Nous ne sommes pas membre du Forum, cette autre instance majeure du Pacifique, et cependant un tournant vient d'être pris au cours des derniers six mois dans les relations de la France avec votre organisation. Nous avons ainsi participé à plusieurs réunions de concertation technique dans les domaines tels que la pêche ou la navigation aérienne. Nous observons avec attention les résultats des réunions annuelles des ministres de l'Economie du Forum, qui ont pour but de coordonner les efforts des pays de la région en vue d'un développement durable. Une importante négociation avec l'Agence des pêches du Forum est actuellement menée par la France au nom de ses territoires afin de permettre l'accès de leurs navires thoniers aux Zones économiques exclusives de la région. L'accord que nous espérons conclure comprendra un volet de Coopération.
Dans la ligne de ces initiatives nouvelles que je viens d'évoquer, la France est prête, au cours des années à venir, et avec votre accord, à aller plus loin dans la voie d'une coopération renforcée avec le Forum.
L'effort financier que nous consentons au profit du développement des pays insulaires n'a pas diminué en dépit de notre actuelle politique de rigueur budgétaire. Constituée de subventions et de prêts, sa part mesurable en termes monétaires demeure de l'ordre de 25 millions de dollars. Il faudrait y ajouter plusieurs types d'action dont le coût est moins immédiatement quantifiable, tels la surveillance des Zones économiques exclusives de certains pays insulaires (Vanuatu, Cook, Fidji), notre Coopération en matière de formation des forces armées ou de gendarmerie, ou l'acheminement de nos secours d'urgences aux Etats victimes de catastrophes naturelles. Notre action humanitaire, menée dans le cadre de l'Accord Franz de 1992 avec nos partenaires australiens et néo-zélandais, a été illustrée récemment par plusieurs opérations, en faveur de Tonga, de Vanuatu et à deux reprises de la Papouasie-Nouvelle-Guinée. La plus notable a été, en mars dernier, la distribution conjointe par la France et l'Australie, d'une aide alimentaire acheminée de Nouméa, aux populations de Papouasie-Nouvelle Guinée frappées par la sécheresse due au phénomène El Nino.
Dans la mise en oeuvre de notre Coopération, la Nouvelle-Calédonie et la Polynésie française assument un rôle crucial, qui ne pourra, à l'évidence qu'être considérablement renforcé par l'évolution de leur statut. De plus en plus, nos territoires concluront avec leurs voisins, comme la Nouvelle-Calédonie l'a déjà fait avec le Vanuatu, où la Polynésie française avec Kiribati, leurs propres accords de Coopération.
Il est, à ce propos, un aspect particulier de la Coopération que nous espérons particulièrement voir se renforcer et sur lequel, à l'occasion de notre rencontre, je souhaiterais attirer votre attention, celui de la recherche scientifique au service du développement.
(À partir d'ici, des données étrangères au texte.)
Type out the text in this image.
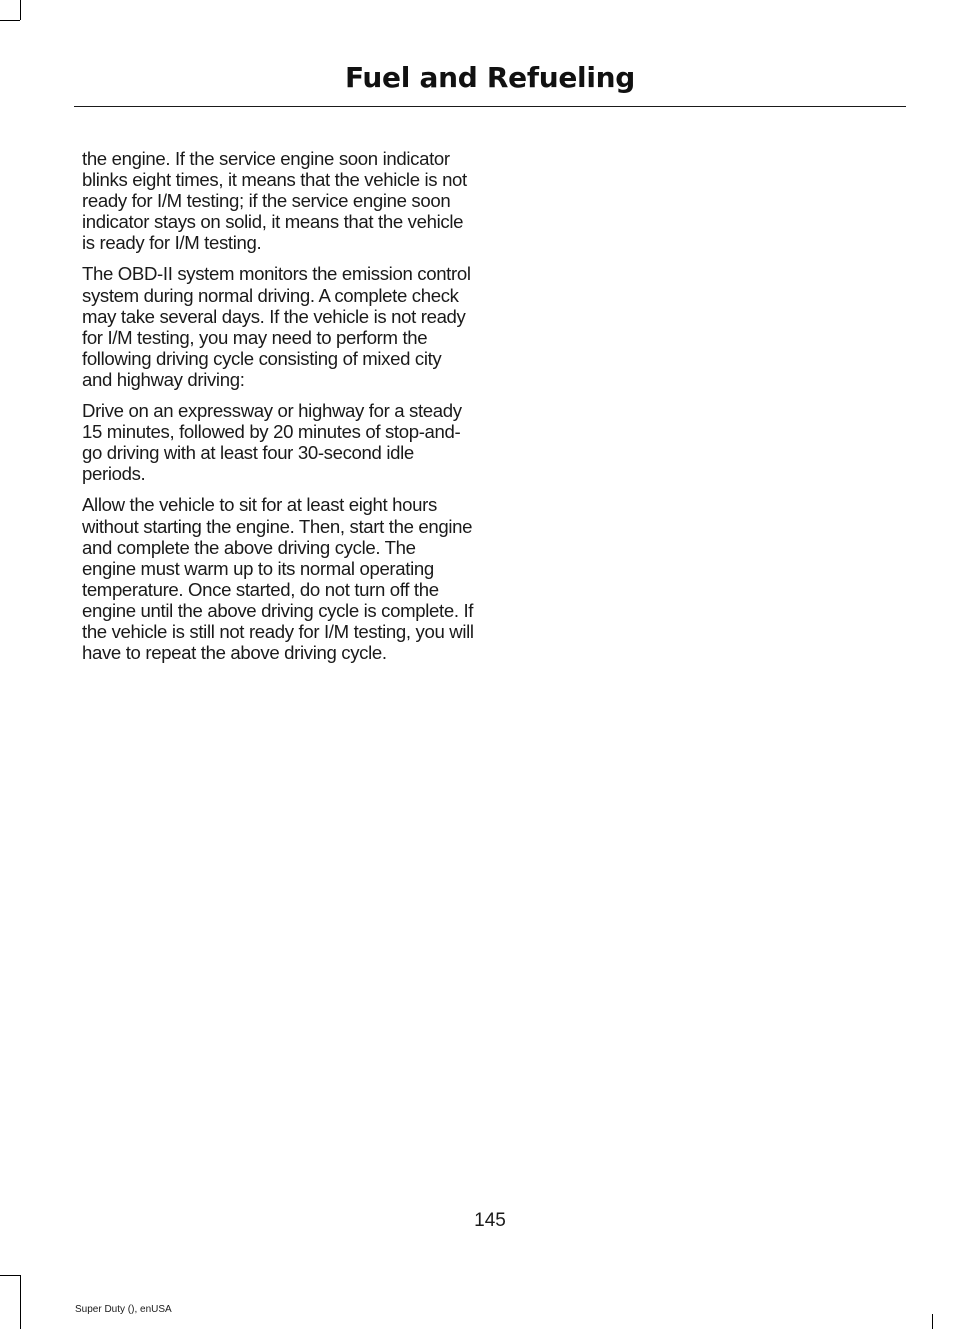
Fuel and Refueling

the engine. If the service engine soon indicator blinks eight times, it means that the vehicle is not ready for I/M testing; if the service engine soon indicator stays on solid, it means that the vehicle is ready for I/M testing.

The OBD-II system monitors the emission control system during normal driving. A complete check may take several days. If the vehicle is not ready for I/M testing, you may need to perform the following driving cycle consisting of mixed city and highway driving:

Drive on an expressway or highway for a steady 15 minutes, followed by 20 minutes of stop-and-go driving with at least four 30-second idle periods.

Allow the vehicle to sit for at least eight hours without starting the engine. Then, start the engine and complete the above driving cycle. The engine must warm up to its normal operating temperature. Once started, do not turn off the engine until the above driving cycle is complete. If the vehicle is still not ready for I/M testing, you will have to repeat the above driving cycle.

145
Super Duty (), enUSA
Nous souhaitons promouvoir par la passation d'accords, visant à terme à une véritable "mise en réseau", les relations entre l'université française du Pacifique établie à Nouméa et à Papeete et les institutions universitaires du Pacifique. Par ailleurs, nos instituts de recherche, l'ORSTOM établi à Nouméa, et également l'IFREMER, le CIRAD dans le domaine agricole, l'Institut Louis Malarde de Papeete dans celui des maladies tropicales, ont pour vocation d'être pour la région de véritables "centres de ressources", susceptibles d'engager avec leurs partenaires des programmes de recherche pluriannuels, autant que de répondre à des demandes ponctuelles de pays insulaires confrontés aux difficultés de leur environnement. Il s'agit là d'une orientation à long terme de notre politique, pour laquelle nous sommes, bien entendu, à l'écoute de vos suggestions et de vos besoins.
Je n'ignore pas que la préoccupation la plus immédiate de nos amis du Pacifique insulaire est la renégociation de la Convention de Lomé qui commencera le 30 septembre prochain. Il n'est pas besoin d'insister sur l'attachement de la France à un engagement résolu de l'Union européenne en faveur du développement des pays ACP, attachement dont nous avions fait preuve dès le Sommet de Cannes en 1995, en devenant notamment à hauteur de 24, 3 % le premier contributeur au FED.
C'est dans ce même esprit, que nous nous sommes impliqués dans la concertation européenne sur l'avenir de la Convention.
Le mandat de négociation adopté en juin par les partenaires de l'Union et auquel nous avons apporté notre soutien, nous paraît avoir tenu compte de la situation des pays ACP, comme des évolutions rendues nécessaires par l'évolution du contexte international.
L'intérêt des pays ACP, notamment des Etats insulaires du Pacifique, est en effet de parvenir à terme à une meilleure insertion dans l'économie mondiale. Nous souhaitons vous y aider. La dynamique régionale débouchant sur la formation de zones d'unions douanières qui pourraient, si elles le souhaitent, négocier par la suite, des accords de libéralisation des échanges avec l'Union européenne, constitue la meilleure voie pour une adaptation aux contraintes de l'OMC. A ce titre, le projet, que vous êtes en train d'élaborer, d'une zone de libre-échange entre les pays du Forum va dans la bonne direction.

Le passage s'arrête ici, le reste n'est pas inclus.